Sort of, now that I think about it. The "sharp" part of the human eye is surprisingly small.. what we see in our peripheral vision is extremely "low-resolution" compared to what we see straight ahead. Case in point, move your point of focus on this text about two or three inches to the left. You can't read it any more, can you? You can really only read text that you're staring straight at. And that's only a few degrees off center. We're able to recognize things in our peripheral vision because our brains fill in the gaps. That's why things like changing colors (i.e. a health bar that fades from green to red as you get hurt) work well in the corner of the screen, because it's something we can identify without having to look straight at it.

So, in effect, yes... anything that you're not actively focusing on is, for all intents and purposes, "blurry".
 
Your eyes are not a camera and YOU can decide where you want to focus. Which blurring makes impossible.
Yes they are, they do have lens which do focus on certain distance.
Eyes cannot focus right when scene is a picture on 2D plane, if we were shown a lightfield things would be different.

For normal displays games to have proper blurring, it would need image for each eye and proper tracking and blurring which takes account the size of pupil. (No more very wide filmic blurs if one wants it to look realistic.)
Your eyes don't have lens flare, either, did we have this argument back when they started using that, too?
It does have lens flare, but it's usually been called as glare.
http://www.mpi-inf.mpg.de/~ritschel/Papers/TemporalGlare.pdf
 
Last edited by a moderator:
You're not making sense.

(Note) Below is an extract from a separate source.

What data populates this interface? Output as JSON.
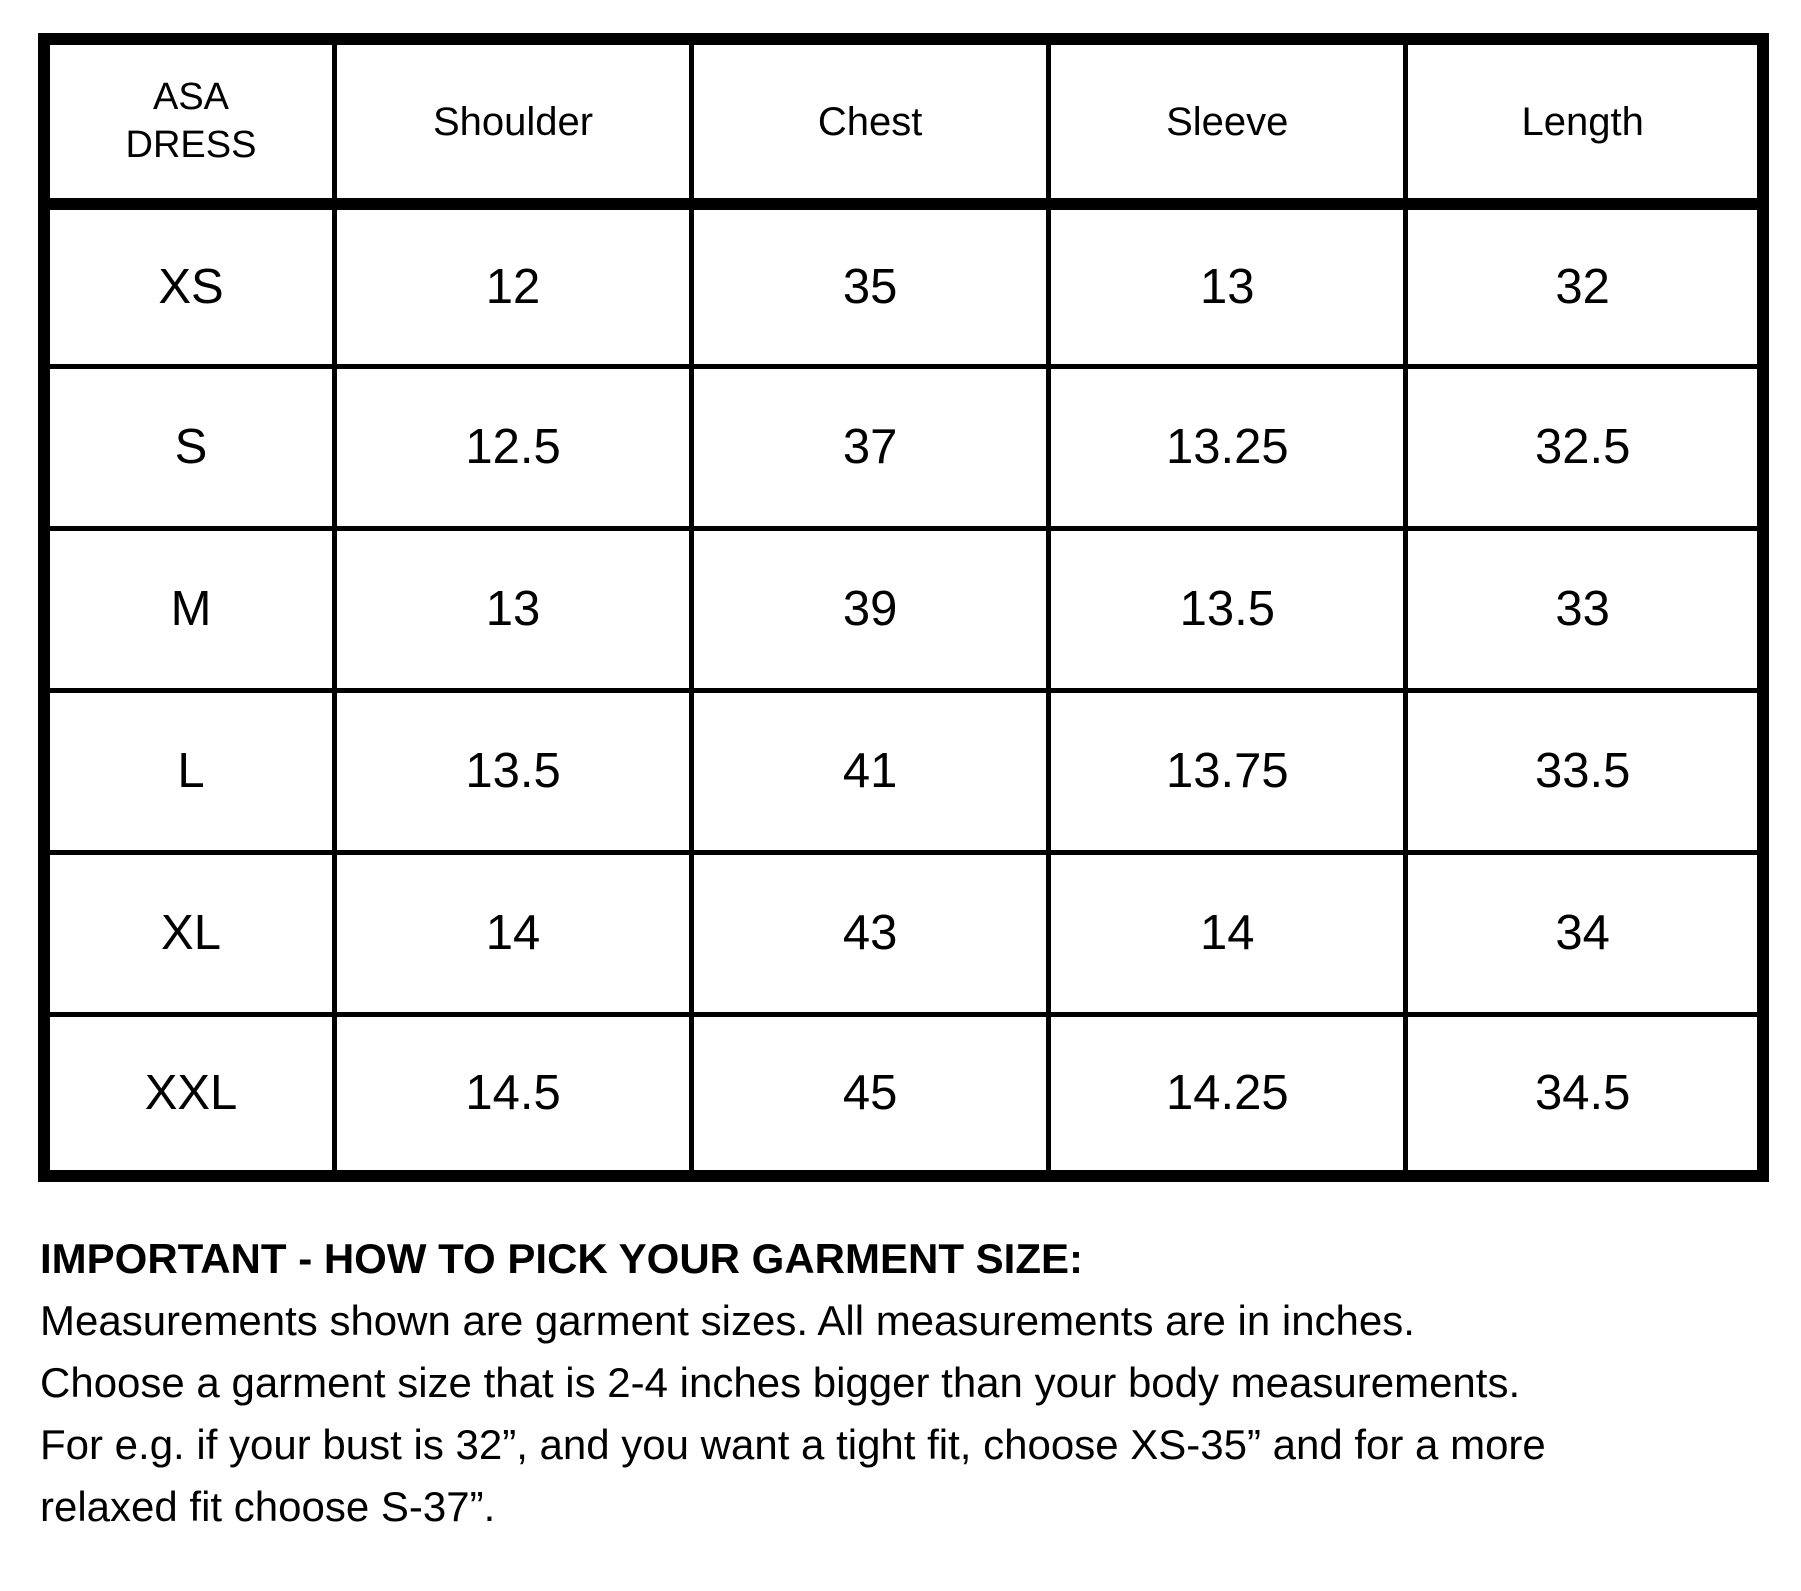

Consider...I dunno, jungle scene. You're in the brush, first person. You stop and look at a leaf. It's in clear focus with the background behind blurred out. You then switch focus to an enemy coming towards, positioned right next to the leaf in your FOV. The blurring should shift to the leaf. This is something currently not done in games. Either you have everything in sharp focus, and you can see the enemy as clearly as you can see the leaf, or there's a forced blur and you cannot switch from one object to another.

In stereoscopic 3D games this would not be a problem. But for 2D displays, sure.
 
As for the DOF argument, the TV isn't showing you what your eyes see, it's showing you what a camera sees. Your eyes don't have lens flare, either, did we have this argument back when they started using that, too?

The TV is showing what the game chooses to display. Which has possibilities and limitations that filmed content does not.
 
Your eyes would have to focus at different depths, just like they do in "the real world".
They can't, both eyes still see a plane before them.
You cannot look thing close and will your focus to it as there is nothing close or far.
 
Your eyes change convergence on a 3D scene, which is what gives it the depth, but they remain focused at the exact same distance the entire time. That's one of the things that gives some people eye strain on 3D, their eyes continue to try to focus on things based on what your brain thinks the distance is. I haven't had that problem myself, although I usually try to avoid any long stretches of 3D gaming (a few hours at a time).
 
You're not making sense. Consider...I dunno, jungle scene. You're in the brush, first person. You stop and look at a leaf. It's in clear focus with the background behind blurred out. You then switch focus to an enemy coming towards, positioned right next to the leaf in your FOV. The blurring should shift to the leaf. This is something currently not done in games. Either you have everything in sharp focus, and you can see the enemy as clearly as you can see the leaf, or there's a forced blur and you cannot switch from one object to another.

Skyrim ENB + DoF implementations achieve this very well. The transitions and focal radii are all adjustable.
 
Uncharted did something a little like this by changing DoF settings depending on your gun's hit detection while aiming a gun.
 
So did MGS4 and many other games too. But puttingt hat on eye tracking ----Uber Cool :cool:

Exactly. Always wanted to see that too. Would be that extra step for VR games. Temporal antialiasing (motion-blur) could also be ajusted to eye velocity a bit.
 
Well I'm not sure I'm convinced its really necessary in a 3D display environment.